茂木外務相、大幅譲歩の指摘に反論「関係者が評価」 日米貿易協定

閣議に臨んだ茂木敏充外務相(左)ら=1日午前、首相官邸(春名中撮影)
閣議に臨んだ茂木敏充外務相(左)ら=1日午前、首相官邸(春名中撮影)

 茂木敏充外務相は1日、閣議後の記者会見で、25日(日本時間26日)に最終合意した日米貿易協定の内容について日本が譲歩し過ぎているとの指摘について、「農業関係団体や日本自動車工業会、経団連、日本商工会議所などから評価をもらっている」と反論した。野党側は「自動車の関税撤廃をできず、農産品の市場開放をし過ぎた」などと批判。茂木氏は「丁寧に説明していく」としているが、臨時国会での承認審議が長引く可能性も出ている。

 同日の自民党部会でも、茂木氏は、「関係している人が評価しているからこそウィンウィン(相互利益)だ」と強調した。出席した自民党議員からは、「国民に納得できる内容」などと評価する声がほとんどだった。

 今回の交渉で、日本にとって最大の懸案だったのは自動車分野。米国にとって対日貿易赤字の最大の要因で、米通商拡大法232条による高関税の発動を検討。
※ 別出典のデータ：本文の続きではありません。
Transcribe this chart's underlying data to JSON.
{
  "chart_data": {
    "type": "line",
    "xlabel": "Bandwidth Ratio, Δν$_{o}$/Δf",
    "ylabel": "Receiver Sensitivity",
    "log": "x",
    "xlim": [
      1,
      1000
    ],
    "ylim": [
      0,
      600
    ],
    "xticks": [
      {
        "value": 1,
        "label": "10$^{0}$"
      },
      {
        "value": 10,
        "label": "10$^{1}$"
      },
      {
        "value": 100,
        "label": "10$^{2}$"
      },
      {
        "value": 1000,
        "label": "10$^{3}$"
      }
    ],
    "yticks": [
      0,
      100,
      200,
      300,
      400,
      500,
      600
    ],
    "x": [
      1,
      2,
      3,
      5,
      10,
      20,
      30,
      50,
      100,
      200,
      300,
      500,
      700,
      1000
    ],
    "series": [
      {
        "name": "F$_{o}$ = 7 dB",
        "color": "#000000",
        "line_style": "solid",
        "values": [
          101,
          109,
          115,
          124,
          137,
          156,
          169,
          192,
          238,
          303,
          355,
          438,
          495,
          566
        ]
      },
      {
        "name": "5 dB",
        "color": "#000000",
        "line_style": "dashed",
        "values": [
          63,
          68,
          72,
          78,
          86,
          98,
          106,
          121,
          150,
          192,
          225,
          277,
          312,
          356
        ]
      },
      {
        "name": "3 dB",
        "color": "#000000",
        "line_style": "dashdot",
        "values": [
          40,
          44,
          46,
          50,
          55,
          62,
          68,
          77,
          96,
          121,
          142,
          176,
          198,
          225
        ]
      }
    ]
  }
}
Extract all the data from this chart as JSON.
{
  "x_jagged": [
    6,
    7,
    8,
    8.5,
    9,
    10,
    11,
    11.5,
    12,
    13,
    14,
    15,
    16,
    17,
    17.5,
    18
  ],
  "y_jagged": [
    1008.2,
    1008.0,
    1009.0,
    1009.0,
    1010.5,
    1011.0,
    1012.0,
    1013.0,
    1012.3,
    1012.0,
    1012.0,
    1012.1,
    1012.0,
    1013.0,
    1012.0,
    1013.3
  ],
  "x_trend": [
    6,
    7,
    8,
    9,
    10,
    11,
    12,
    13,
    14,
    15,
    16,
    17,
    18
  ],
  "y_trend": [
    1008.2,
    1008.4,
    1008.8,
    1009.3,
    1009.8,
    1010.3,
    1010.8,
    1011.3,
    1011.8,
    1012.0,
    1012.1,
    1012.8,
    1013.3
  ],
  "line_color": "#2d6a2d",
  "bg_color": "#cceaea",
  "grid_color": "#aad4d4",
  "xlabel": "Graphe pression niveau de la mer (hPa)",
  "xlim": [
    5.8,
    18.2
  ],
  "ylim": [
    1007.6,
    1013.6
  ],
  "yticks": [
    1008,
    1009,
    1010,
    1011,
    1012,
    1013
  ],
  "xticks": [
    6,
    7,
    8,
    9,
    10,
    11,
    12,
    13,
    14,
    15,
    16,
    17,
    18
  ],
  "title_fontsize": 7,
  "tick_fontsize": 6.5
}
最大25%の追加関税を課す恐れがあったからだ。

 現在の2・5%の関税については、米国が離脱前の環太平洋戦略的経済連携協定(TPP)で25年かけてゼロにすることが決まっていたが、交渉が長引けば、「(関税撤廃は)50年、100年後と、トランプ米大統領が言いかねない」(政府関係者)と判断。極めて長期間の関税撤廃に全力を注ぐよりも、追加関税や数量規制の回避を優先した。

 農産品については、日本は米国が重視する牛肉、豚肉、小麦の市場をTPP水準まで開放した一方、関税撤廃の品目を削減。品目ベースの関税撤廃率は、TPPの82%を大幅に下回る37%にとどめた。米国産コメの無関税輸入枠の導入も見送った。政府関係者は「日本は勝ち取ったと言ってもいい」と成果を強調する。

 昨年9月の首脳会談の共同声明では、日本側は米国産の農産品の関税引き下げについて「TPPの水準が最大限」と盛り込み、米国側は、日本製の自動車輸入について「交渉結果が米国の自動車産業の製造および雇用の増加を目指すもの」と明記。その意味では、日米とも思惑通りの結果となった。

 だが、日本側は自動車分野で追加関税と数量規制の「回避」しか勝ち取れなかったとも取れる。来年にもサービス・投資分野に関する新たな交渉を開始するにあたり、今回の交渉を再検証する必要がありそうだ。

 一方で、政府は協定発効に備え、農業分野を中心とした国内対策を実施するための基本方針を決定。海外展開の後押しや、国内産品の新たな市場開拓を促す。安倍晋三首相は、1日の対策会議で、「強い農林水産業の構築にしっかり取り組む」と述べた。